Was mir fehlte, war eine Übersicht am Ende des Buches, in der alle Autorinnen und Autoren kurz vorgestellt werden, mit einigen biographischen Daten und ihren Werken. Ja, ein Martin Walser ist bekannt, eine Friederike Mayröcker auch, aber bei etlichen wusste zumindest ich nicht, um wen es geht. Muss ich also recherchieren, wider die Bequemlichkeit!
Ich hatte angefangen zu lesen. Irgendwann merkte ich, dass ich den Fuß nicht in das Buch bekomme (sozusagen) und dass mir ein Steinchen im Mosaik fehlt. Zum Glück fand ich es noch. Das Steinchen hat sogar einen Namen. Es heißt Thorsten Ahrend und ist 2010 fünfzig Jahre alt geworden. Ahrend ist Lektor beim Wallstein Verlag und sein Verleger (und zugleich Herausgeber der Anthologie) Thedel von Wallmoden hatte aus Anlass dieses runden Geburtstages Autorinnen und Autoren gebeten, „etwas über ihre sehr persönlichen Erfahrungen und Eindrücke in der Zusammenarbeit mit einem Lektor mitzuteilen“. Dies steht im Nachwort, das ich tatsächlich nicht als Vorwort gelesen habe, und so fiel mir lediglich irgendwann auf, dass der Namen Thorsten Ahrend in der Anthologie verdächtig häufig fiel.
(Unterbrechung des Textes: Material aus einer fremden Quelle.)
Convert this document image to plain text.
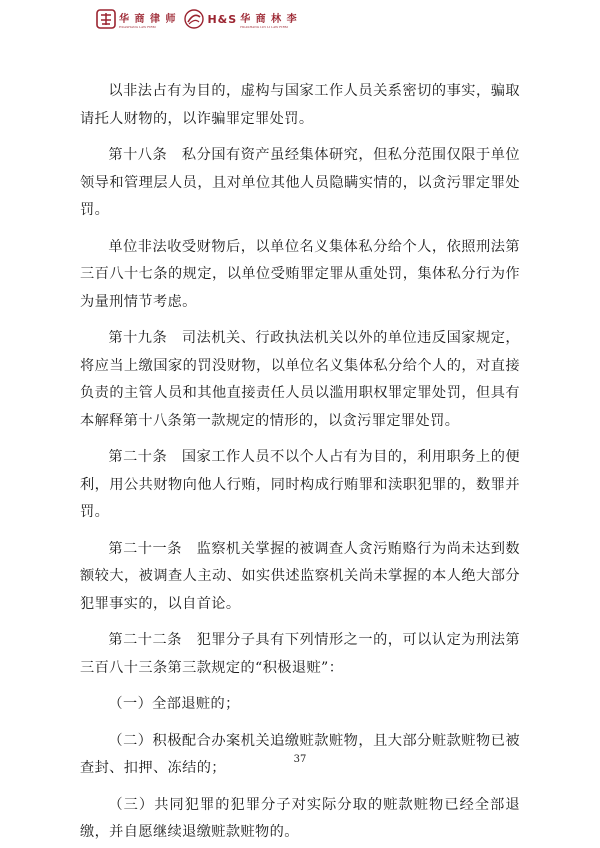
华 商 律 师
HUASHANG LAW FIRM
H&S 华 商 林 李
HUASHANG LIN LI LAW FIRM

以非法占有为目的，虚构与国家工作人员关系密切的事实，骗取请托人财物的，以诈骗罪定罪处罚。

第十八条　私分国有资产虽经集体研究，但私分范围仅限于单位领导和管理层人员，且对单位其他人员隐瞒实情的，以贪污罪定罪处罚。

单位非法收受财物后，以单位名义集体私分给个人，依照刑法第三百八十七条的规定，以单位受贿罪定罪从重处罚，集体私分行为作为量刑情节考虑。

第十九条　司法机关、行政执法机关以外的单位违反国家规定，将应当上缴国家的罚没财物，以单位名义集体私分给个人的，对直接负责的主管人员和其他直接责任人员以滥用职权罪定罪处罚，但具有本解释第十八条第一款规定的情形的，以贪污罪定罪处罚。

第二十条　国家工作人员不以个人占有为目的，利用职务上的便利，用公共财物向他人行贿，同时构成行贿罪和渎职犯罪的，数罪并罚。

第二十一条　监察机关掌握的被调查人贪污贿赂行为尚未达到数额较大，被调查人主动、如实供述监察机关尚未掌握的本人绝大部分犯罪事实的，以自首论。

第二十二条　犯罪分子具有下列情形之一的，可以认定为刑法第三百八十三条第三款规定的“积极退赃”：

（一）全部退赃的；

（二）积极配合办案机关追缴赃款赃物，且大部分赃款赃物已被查封、扣押、冻结的；

（三）共同犯罪的犯罪分子对实际分取的赃款赃物已经全部退缴，并自愿继续退缴赃款赃物的。

37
Nun weiß ich nicht, wie viele Autorinnen und Autoren Thedel von Wallmoden um Auskunft gebeten hatte, aber verwunderlich ist es nicht, dass sich vor allem die angesprochen gefühlt haben dürften, die ihrem Lektor Thorsten Ahrend verbunden sind.
Ich bin immer noch nicht sicher darüber, ob es ehrlicher gewesen wäre, das Buch explizit als eine Hommage an den Lektor Thorsten Ahrend auszuweisen, gleich zu Beginn, oder ob man es als kleine Herausforderung für den Leser sehen sollte … Nachdem ich erkannt hatte, dass die meisten Texte sich explizit an einen, den Lektor Thorsten Ahrend richten, habe ich jedenfalls mit dem Lesen noch mal von vorn angefangen und es war anders. Denn es ist doch tödlich langweilig, wenn ein Autor nur über ‚den‘ Lektor sinniert, einen allgemeinen Lektor, keinen aus Fleisch und Blut. Da bleibt alles vage, das muss öde sein. Viel spannender ist es, wenn nicht nur die Persönlichkeit des Autors, sondern auch die des Lektors aufscheint, wenn man eine Vorstellung von dem Gegenüber des Autors bekommt. Der Autor hat ’seinen‘ Lektor, der Lektor ’seinen‘ Autor. Es ist etwas ganz Intimes, und das verträgt sich nicht mit einem anonymen Lektor. Finde ich.
Wiederum verstehe ich auch, warum der Anlass des Buches nicht so groß deklariert wird, denn mit einem allgemeinen Titel und vielen Autorennamen lassen sich eben mehr Leser und Neugierige erreichen. Falsch ist das so nicht, da die Autorinnen und Autoren sich nicht an Thorsten Ahrend klammern, sondern tatsächlich eine enorme Vielfalt an Gedanken über die Zusammenarbeit von Autor und Lektor liefern.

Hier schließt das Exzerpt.